Today, the Mashed Radish turns two. I think the blog is really growing up.

"Two." Doodle by @andrescalo.
“Two.” Doodle by @andrescalo.

My brother, Andrew, has given my words shape, line, texture, and color with his deft and delightful doodles. They’ve really added a lot personality, don’t you think? Thanks, brother! A number of my posts have become cross-posts, as I have been contributing to the OxfordWords blog at Oxford Dictionaries and Strong Language, a sweary blog about swearing. I hope that these posts have lead you to some new writers, blogs, and projects. The group at Strong Language is a tremendously talented bunch, no? It’s an honor to be writing alongside them. Speaking of honor: Oxford Dictionaries Online? Let’s just say about every post here begins with three letters: the OED.

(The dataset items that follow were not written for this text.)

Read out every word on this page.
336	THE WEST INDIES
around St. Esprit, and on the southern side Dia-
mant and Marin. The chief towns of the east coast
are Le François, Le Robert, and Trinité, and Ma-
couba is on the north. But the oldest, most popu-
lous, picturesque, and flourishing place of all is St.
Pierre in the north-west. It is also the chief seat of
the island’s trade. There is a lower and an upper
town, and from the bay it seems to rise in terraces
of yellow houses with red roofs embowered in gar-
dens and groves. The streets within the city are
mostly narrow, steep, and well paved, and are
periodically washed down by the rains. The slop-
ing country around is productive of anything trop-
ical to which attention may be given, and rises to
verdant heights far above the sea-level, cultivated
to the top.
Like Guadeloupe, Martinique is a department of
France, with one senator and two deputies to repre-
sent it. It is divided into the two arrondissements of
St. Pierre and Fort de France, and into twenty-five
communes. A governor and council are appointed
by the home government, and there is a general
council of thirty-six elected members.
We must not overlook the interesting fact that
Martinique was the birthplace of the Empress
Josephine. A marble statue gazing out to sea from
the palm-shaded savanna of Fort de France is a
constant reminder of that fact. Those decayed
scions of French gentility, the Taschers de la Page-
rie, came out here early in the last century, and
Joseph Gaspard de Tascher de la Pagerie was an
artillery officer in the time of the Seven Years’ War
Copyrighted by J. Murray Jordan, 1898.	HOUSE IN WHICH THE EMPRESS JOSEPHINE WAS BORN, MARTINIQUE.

While my writing has branched out through those two blogs, I think my writing here has matured, focusing on topical etymologies as my own small lens to think about current events–and using current events as a lens to think about words and language. Speaking of branching out, so have my readers here, reaching close to 5,000 followers. Each like, each comment, each compliment, each question–each is a shared act of curiosity, of word nerd-dom, of the little, electrifying huh‘s and ah-ha‘s and I’ll-be‘s that make me excited to continue into year three. There is a lot of choice out there today. There is a lot to read and enjoy. There is a lot of noise competing for our attention. So, whether you are scrolling through a new post while waiting in line at the post office or reading it over a cup of coffee at your computer before kicking work into gear, thank you.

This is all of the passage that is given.